Sep 26, 2016

    Taking stock of Opec and US debate

    MUCH of the attention this week will likely turn to oil prices and the presidential debate in the United States.

    The Opec (Organization of Petroleum Exporting Countries) is meeting today for the third time this year in Algeria to discuss the supply glut in the crude market.

    Oil prices tumbled last Friday in a sign that market watchers do not expect a deal on production limits to be reached at the meeting.

    The first of three US presidential debates will also take place today, ahead of the November election.

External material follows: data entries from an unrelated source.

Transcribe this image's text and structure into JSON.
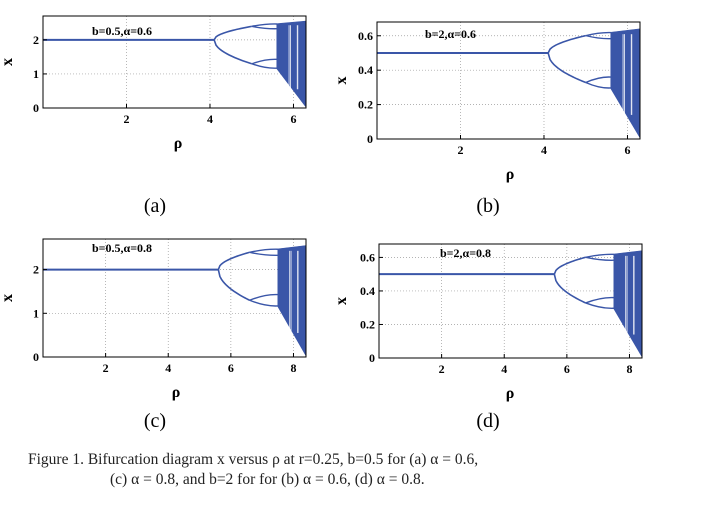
{
  "caption": {
    "line1": "Figure 1.   Bifurcation diagram x versus ρ at r=0.25, b=0.5 for (a) α = 0.6,",
    "line2": "(c) α = 0.8, and b=2 for for (b) α = 0.6, (d)  α = 0.8."
  },
  "colors": {
    "series": "#3a56a8",
    "axis": "#000000",
    "grid": "#9a9a9a"
  },
  "chart_data": [
    {
      "id": "a",
      "type": "line",
      "panel_label": "(a)",
      "annotation": "b=0.5,α=0.6",
      "xlabel": "ρ",
      "ylabel": "x",
      "xlim": [
        0,
        6.3
      ],
      "ylim": [
        0,
        2.7
      ],
      "xticks": [
        2,
        4,
        6
      ],
      "yticks": [
        0,
        1,
        2
      ],
      "grid": true,
      "fixed_point": 2.0,
      "bifurcation_rho": 4.1,
      "period4_rho": 5.0,
      "chaos_rho": 5.6,
      "upper_branch_max": 2.55,
      "lower_branch_min": 1.1
    },
    {
      "id": "b",
      "type": "line",
      "panel_label": "(b)",
      "annotation": "b=2,α=0.6",
      "xlabel": "ρ",
      "ylabel": "x",
      "xlim": [
        0,
        6.3
      ],
      "ylim": [
        0,
        0.68
      ],
      "xticks": [
        2,
        4,
        6
      ],
      "yticks": [
        0,
        0.2,
        0.4,
        0.6
      ],
      "grid": true,
      "fixed_point": 0.5,
      "bifurcation_rho": 4.1,
      "period4_rho": 5.0,
      "chaos_rho": 5.6,
      "upper_branch_max": 0.64,
      "lower_branch_min": 0.28
    },
    {
      "id": "c",
      "type": "line",
      "panel_label": "(c)",
      "annotation": "b=0.5,α=0.8",
      "xlabel": "ρ",
      "ylabel": "x",
      "xlim": [
        0,
        8.4
      ],
      "ylim": [
        0,
        2.7
      ],
      "xticks": [
        2,
        4,
        6,
        8
      ],
      "yticks": [
        0,
        1,
        2
      ],
      "grid": true,
      "fixed_point": 2.0,
      "bifurcation_rho": 5.6,
      "period4_rho": 6.6,
      "chaos_rho": 7.5,
      "upper_branch_max": 2.55,
      "lower_branch_min": 1.1
    },
    {
      "id": "d",
      "type": "line",
      "panel_label": "(d)",
      "annotation": "b=2,α=0.8",
      "xlabel": "ρ",
      "ylabel": "x",
      "xlim": [
        0,
        8.4
      ],
      "ylim": [
        0,
        0.68
      ],
      "xticks": [
        2,
        4,
        6,
        8
      ],
      "yticks": [
        0,
        0.2,
        0.4,
        0.6
      ],
      "grid": true,
      "fixed_point": 0.5,
      "bifurcation_rho": 5.6,
      "period4_rho": 6.6,
      "chaos_rho": 7.5,
      "upper_branch_max": 0.64,
      "lower_branch_min": 0.28
    }
  ]
}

    "Closer to the election date, we expect volatility to rise as markets start pricing in the risk of a Trump presidency, which would inevitably herald greater uncertainty ahead on the back of a radical policy agenda," said Vasu Menon, OCBC Bank's vice-president and senior investment strategist, in a recent report.

    A Clinton presidency would offer more stability and an incremental approach to policy, he added.

    Traders here will be watching out for Singapore's August industrial production numbers, out today.

    Japan is also slated to release a slew of economic data on Friday, including that for consumer prices, employment and industrial production, which could show whether the economy is sliding back into a deflationary spiral.

    Wall Street halted its longest winning streak in seven weeks as the Dow Jones Industrial Average slipped 0.71 per cent on Friday.

    At home, the Straits Times Index (STI) rose 10.89 points or 0.38 per cent to close at 2,856.95 on Friday - up 29.5 points or 1.04 per cent for the week.

    Turnover fell 5.11 per cent to 49.4 million units, an improvement from the 11.03 per cent drop in the week before.

    Container ship operator Rickmers Maritime Trust, which announced a revised restructuring plan for its $100 million 8.45 per cent notes due next year, slumped 23.2 per cent during the week to 4.3 cents on Friday.

    Marco Polo Marine, which said that it is seeking approval to delay repayment for its $50 million notes due for maturity next month, sank 13.3 per cent to 6.5 cents.

    Thai Beverage rose 3.2 per cent in the week to 96 cents. Reports have said the group is joining hands with several major foreign brewers to buy a stake in Vietnam's largest brewer Sabeco in a deal that could be worth at least US$1.8 billion (S$2.4 billion).